Há artistas que estão a refazer a mesma obra durante toda a vida, e o seu atelier funciona como o retrato dessas obsessões: os objetos largados nos cantos; os papéis espalhados; os livros; as telas e os materiais de trabalho, cada um deles reflete a sua função naquele lugar que é, sobretudo, de criação e de recomeços.
Rodrigo Bettencourt decidiu congelar o momento do silêncio que reina no atelier de outros artistas, enquanto a obra não nasce. Enquanto existe apenas em potência e pode, ou não, vir a desabrochar. Como ele mesmo afirma “e eu sou um observador, que finge não estar presente, que finge que os outros são o mesmo que eu, condenados a algo que não sabemos bem o que é.” Como no mito de Sísifo, artista e fotógrafo comungam de um movimento perpétuo sempre em busca de algo que escapa, que é invisível, mas que ambos, na sua sede de desvelamento, querem revelar, fazer vir à luz, nascer enquanto objeto da criação.
“Este trabalho tem como ponto de partida a ideia do momento criativo, o momento e o lugar onde nasce a obra de arte”. Ao fugir do retrato, Rodrigo Bettencourt, tenta captar o inefável, que é aquilo que ainda não está.
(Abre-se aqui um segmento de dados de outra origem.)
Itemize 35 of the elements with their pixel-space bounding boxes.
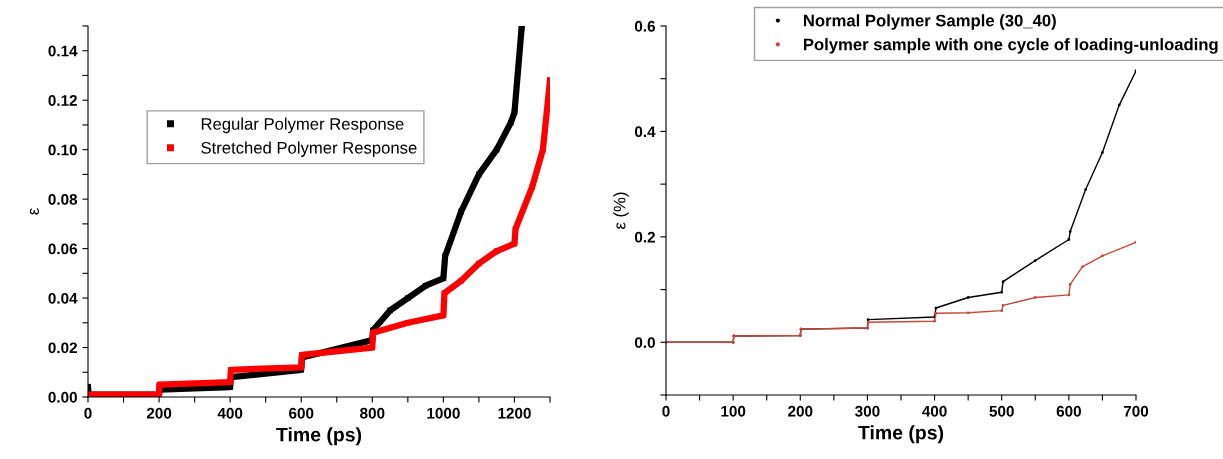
y-tick-label: 0.10 (48, 144, 77, 156)
legend-label: Polymer sample with one cycle of loading-unloading (803, 38, 1218, 54)
x-tick-label: 300 (855, 405, 880, 417)
x-axis-title: Time (ps) (858, 425, 944, 444)
legend-label: Regular Polymer Response (201, 117, 404, 134)
x-tick-label: 0 (84, 407, 92, 419)
x-tick-label: 100 (721, 405, 746, 417)
y-tick-label: 0.04 (48, 292, 78, 304)
y-tick-label: 0.02 (48, 342, 77, 354)
y-tick-label: 0.14 (48, 45, 78, 57)
x-tick-label: 600 (1056, 405, 1081, 417)
y-tick-label: 0.06 (48, 243, 78, 255)
y-tick-label: 0.08 (48, 194, 78, 205)
y-tick-label: 0.4 (634, 126, 656, 138)
y-axis-title: ε (%) (613, 192, 629, 229)
x-tick-label: 400 (217, 407, 243, 419)
y-tick-label: 0.6 (634, 20, 656, 32)
x-tick-label: 500 (989, 405, 1014, 417)
x-axis-title: Time (ps) (276, 427, 362, 446)
y-axis-title: ε (29, 208, 39, 215)
text: 0.00 (48, 391, 77, 403)
legend-label: Normal Polymer Sample (30_40) (803, 14, 1056, 30)
x-tick-label: 1000 (427, 407, 460, 419)
x-tick-label: 200 (788, 405, 813, 417)
x-tick-label: 800 (360, 407, 385, 419)
x-tick-label: 1200 (498, 407, 531, 419)
x-tick-label: 200 (146, 407, 172, 419)
y-tick-label: 0.2 (634, 231, 655, 243)
x-tick-label: 0 (662, 405, 670, 417)
x-tick-label: 600 (289, 407, 314, 419)
y-tick-label: 0.0 (634, 337, 655, 348)
legend-label: Stretched Polymer Response (201, 141, 417, 157)
x-tick-label: 700 (1123, 405, 1149, 417)
x-tick-label: 400 (922, 405, 947, 417)
y-tick-label: 0.12 (48, 95, 77, 106)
Que é o lugar onde tudo principia e também onde a obra pode fica encerrada para sempre se não responder a um anseio maior de dar-a-ver aquilo que o artista quer mostrar.
O atelier é um espaço de aprendizagem e de manufatura – a criação conectada a um gesto. Os materiais revelam-se e confundem-se com as obras que daí advirão. O fotógrafo capta a ideia, mais que o lugar, porque o que vemos não está representado na foto, mesmo que presente naquilo que ela pretende ser: um instantâneo que perdura para que a memória do gesto criador não se esgote.
No conto A Aventura de um fotógrafo, Italo Calvino narra as desventuras de um jovem apaixonado que tentava, obsessivamente, captar/capturar a amada. A primeira vez que ela posou para ele, Antonino teve uma revelação: “Havia muitas fotografias possíveis de Bice e muitas Bices impossíveis de fotografar, mas aquilo que ele buscava era a fotografia única, que contivesse tanto umas quanto as outras.”
O motivo escolhido por Rodrigo Bettencourt para fotografar tem também múltiplas faces e o olhar da sua câmara ajuda-nos a desvendar parte delas. O resto é aquilo que a câmara não capta, mas que o artista, com grande capacidade de síntese e imensa delicadeza, captura: o momento do indizível no ato de criação.